I have a total of four DD-WRT routers in my house. One is the "main" router, and the others exist to provide wireless distribution to devices lacking WiFi (DishTV box, etc.). It works well enough, but it's way too hard to configure. Just finding the right distro on the dd-wrt site is enough to prevent 99% of the US population from using it. Would you like the version with Kaid? std, min? Who knows?


OpenWRT is more configurable than DD-WRT.

you might also look at http://www.fon.com/. The Fonera 2.0 is close to the service you describe. The Fonera routers are built with OpenWRT, coincidentally.


Upvoted for Fonera. These guys have added value to the router. I haven't looked at their site enough to know if they have made security/configuration easy.

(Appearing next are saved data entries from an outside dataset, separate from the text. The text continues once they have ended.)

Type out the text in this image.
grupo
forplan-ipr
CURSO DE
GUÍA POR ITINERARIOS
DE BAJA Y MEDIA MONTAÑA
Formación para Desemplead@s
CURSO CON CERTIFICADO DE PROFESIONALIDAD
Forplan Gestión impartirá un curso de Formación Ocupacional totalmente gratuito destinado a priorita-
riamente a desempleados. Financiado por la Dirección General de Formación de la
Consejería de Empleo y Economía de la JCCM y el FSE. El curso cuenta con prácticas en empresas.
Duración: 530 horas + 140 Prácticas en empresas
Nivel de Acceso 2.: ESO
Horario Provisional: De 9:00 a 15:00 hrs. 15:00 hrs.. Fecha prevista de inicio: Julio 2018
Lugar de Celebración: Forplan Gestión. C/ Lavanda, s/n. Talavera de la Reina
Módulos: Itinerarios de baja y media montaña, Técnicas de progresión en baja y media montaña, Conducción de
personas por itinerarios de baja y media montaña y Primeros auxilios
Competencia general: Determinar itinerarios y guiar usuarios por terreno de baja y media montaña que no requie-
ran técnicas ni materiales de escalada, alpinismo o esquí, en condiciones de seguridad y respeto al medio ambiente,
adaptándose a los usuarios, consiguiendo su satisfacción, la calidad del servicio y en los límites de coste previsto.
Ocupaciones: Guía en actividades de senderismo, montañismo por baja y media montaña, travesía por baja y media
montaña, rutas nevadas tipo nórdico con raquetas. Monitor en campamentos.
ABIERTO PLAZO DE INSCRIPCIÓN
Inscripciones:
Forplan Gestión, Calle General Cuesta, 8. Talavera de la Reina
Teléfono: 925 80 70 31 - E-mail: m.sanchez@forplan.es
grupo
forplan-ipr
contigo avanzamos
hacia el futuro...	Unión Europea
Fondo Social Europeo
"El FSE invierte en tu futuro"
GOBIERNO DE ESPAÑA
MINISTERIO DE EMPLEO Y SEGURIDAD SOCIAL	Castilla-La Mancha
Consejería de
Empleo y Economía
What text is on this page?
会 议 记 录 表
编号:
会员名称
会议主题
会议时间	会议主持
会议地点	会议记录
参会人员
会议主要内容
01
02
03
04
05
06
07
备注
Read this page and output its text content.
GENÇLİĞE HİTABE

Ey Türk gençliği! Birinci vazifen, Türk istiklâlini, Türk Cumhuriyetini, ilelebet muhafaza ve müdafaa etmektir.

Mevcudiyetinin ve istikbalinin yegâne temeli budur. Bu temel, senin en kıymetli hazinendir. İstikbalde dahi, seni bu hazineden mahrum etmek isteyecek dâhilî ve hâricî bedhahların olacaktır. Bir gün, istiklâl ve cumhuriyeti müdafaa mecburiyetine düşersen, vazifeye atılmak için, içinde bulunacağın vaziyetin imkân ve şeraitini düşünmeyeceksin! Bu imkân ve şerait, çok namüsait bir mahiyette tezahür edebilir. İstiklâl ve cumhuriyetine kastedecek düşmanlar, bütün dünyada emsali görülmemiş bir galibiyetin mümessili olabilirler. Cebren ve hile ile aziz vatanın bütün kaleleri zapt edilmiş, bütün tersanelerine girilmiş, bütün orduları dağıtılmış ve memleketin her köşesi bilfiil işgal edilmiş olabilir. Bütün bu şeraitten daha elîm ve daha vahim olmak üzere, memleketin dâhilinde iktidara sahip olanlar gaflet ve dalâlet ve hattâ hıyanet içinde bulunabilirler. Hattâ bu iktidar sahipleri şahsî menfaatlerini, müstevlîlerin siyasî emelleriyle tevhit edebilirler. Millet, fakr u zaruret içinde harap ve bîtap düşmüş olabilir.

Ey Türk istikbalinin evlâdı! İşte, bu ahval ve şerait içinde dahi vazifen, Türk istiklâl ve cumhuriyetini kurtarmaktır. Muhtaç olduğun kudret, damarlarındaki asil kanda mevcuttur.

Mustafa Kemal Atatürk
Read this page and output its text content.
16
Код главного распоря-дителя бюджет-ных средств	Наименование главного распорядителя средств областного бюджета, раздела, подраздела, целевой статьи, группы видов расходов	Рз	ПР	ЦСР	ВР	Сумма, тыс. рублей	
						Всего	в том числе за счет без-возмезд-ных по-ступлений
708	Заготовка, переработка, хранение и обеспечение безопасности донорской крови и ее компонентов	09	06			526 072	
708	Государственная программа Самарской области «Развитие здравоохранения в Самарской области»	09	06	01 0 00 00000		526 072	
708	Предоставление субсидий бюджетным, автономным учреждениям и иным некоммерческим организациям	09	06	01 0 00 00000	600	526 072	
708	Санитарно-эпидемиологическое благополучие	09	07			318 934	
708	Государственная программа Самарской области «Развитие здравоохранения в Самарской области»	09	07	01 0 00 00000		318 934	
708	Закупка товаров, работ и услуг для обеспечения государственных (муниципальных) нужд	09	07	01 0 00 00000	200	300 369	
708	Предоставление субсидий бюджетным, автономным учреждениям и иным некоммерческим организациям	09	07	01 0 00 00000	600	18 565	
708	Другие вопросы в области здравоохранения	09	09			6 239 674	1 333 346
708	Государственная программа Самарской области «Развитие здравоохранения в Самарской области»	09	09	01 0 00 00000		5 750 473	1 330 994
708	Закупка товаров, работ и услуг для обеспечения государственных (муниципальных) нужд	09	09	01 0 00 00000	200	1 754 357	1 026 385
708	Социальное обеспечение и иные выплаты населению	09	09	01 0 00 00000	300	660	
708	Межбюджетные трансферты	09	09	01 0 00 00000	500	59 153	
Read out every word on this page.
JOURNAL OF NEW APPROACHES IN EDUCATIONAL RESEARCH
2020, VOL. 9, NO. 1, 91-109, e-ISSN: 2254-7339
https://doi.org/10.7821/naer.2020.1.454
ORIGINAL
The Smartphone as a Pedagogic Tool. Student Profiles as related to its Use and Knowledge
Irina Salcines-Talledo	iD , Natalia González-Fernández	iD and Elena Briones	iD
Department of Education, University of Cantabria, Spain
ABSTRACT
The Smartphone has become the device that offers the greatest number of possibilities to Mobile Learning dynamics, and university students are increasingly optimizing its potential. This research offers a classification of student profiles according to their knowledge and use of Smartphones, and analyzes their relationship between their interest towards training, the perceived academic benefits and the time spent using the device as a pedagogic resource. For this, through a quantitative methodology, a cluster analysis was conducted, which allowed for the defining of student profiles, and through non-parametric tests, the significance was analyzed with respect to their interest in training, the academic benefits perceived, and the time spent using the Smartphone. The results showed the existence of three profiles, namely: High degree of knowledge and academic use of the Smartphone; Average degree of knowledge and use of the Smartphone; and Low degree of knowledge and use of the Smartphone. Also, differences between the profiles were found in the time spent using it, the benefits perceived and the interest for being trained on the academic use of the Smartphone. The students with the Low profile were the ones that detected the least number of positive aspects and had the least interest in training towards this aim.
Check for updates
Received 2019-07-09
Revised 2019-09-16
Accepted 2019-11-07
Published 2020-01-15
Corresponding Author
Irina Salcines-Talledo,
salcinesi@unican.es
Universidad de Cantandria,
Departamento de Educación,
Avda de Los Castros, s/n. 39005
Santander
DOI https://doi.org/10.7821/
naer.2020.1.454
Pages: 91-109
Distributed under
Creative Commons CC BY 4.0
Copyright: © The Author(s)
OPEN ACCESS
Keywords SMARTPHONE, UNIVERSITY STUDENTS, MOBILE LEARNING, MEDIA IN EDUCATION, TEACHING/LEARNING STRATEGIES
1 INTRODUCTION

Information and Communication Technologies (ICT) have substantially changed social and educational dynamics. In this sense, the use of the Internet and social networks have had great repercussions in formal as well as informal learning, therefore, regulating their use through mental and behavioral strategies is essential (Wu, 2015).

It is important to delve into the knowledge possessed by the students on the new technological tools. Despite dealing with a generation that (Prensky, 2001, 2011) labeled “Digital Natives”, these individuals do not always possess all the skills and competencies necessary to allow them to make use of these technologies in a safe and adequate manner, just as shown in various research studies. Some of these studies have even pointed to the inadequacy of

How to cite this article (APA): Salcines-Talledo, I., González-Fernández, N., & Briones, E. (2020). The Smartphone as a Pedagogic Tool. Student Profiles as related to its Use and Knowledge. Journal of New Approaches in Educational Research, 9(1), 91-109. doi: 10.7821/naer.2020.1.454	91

You want one of the routers that can run a third party Linux router distribution. Take a look at:

http://www.myopenrouter.com/

The Netgear WNR3500L with DD-WRT firmware is as close as you're going to get for a reasonable price (about $100 USD).

Edit: The feature list for DD-WRT is here:

http://www.dd-wrt.com/wiki/index.php/What_is_DD-WRT%3F#Featu...


I don't doubt that there are many solutions that are great feature-wise. What I want is something easy that works. It's now mindless to connect a Windows 7/OSX/whatever computer to a WiFi network, but setting up such a network in one's own home in a secure way is too much to ask of my relatives.

The innovation isn't in features, it's that you don't have to work in IT to have enough knowledge to configure it. Home networking is not a problem most people want to think about. They just want it to work.

We have a "dual fuel" HVAC system. It switches between electric and gas for heat depending on the outside temperature (electrical heat is very efficient in fall/winter given our relative fuel costs). The HVAC guys had all sorts of suggestions on how to tweak out additional savings by adjusting various parameters (temp for fuel cross-over, +/- range allowed in home, etc.) and were very excited about the possibilities. I just wanted the control unit to figure out what some reasonable settings were and to monitor performance.


This is similar to Meraki's remote management for wireless APs. http://meraki.com/products_services/cloud_controllers/enterp...


Yeah. This is the kind of thing I'm talking about except for consumers who have a few devices in their homes.


PfSense or m0n0wall for something basic, you supply the hardware.

There is untangle.com also, they may have something closer to what you are looking for.


Upvoted for untangle. This seems like a business version of what I envisioned.

The distros are nice, but my relatives aren't going to get past the homepage. The product I want isn't for me so much as for the people whose routers I've set-up/managed over the years.


And how much would you like to pay per month???


$5? $10? I'm not asking for hands-on support. All I want is a nice web interface with a bunch of wizard-like, goal-oriented config tools.


Grab an old PC and go with PfSense, or you can use Vyatta. Both are open source. What would be awesome is if we could all just get rid of NAT completely with IPV6, and never have to worry about port forwarding or anything like that again!


A fanless EPIA 500 with OpenBSD on a CF card.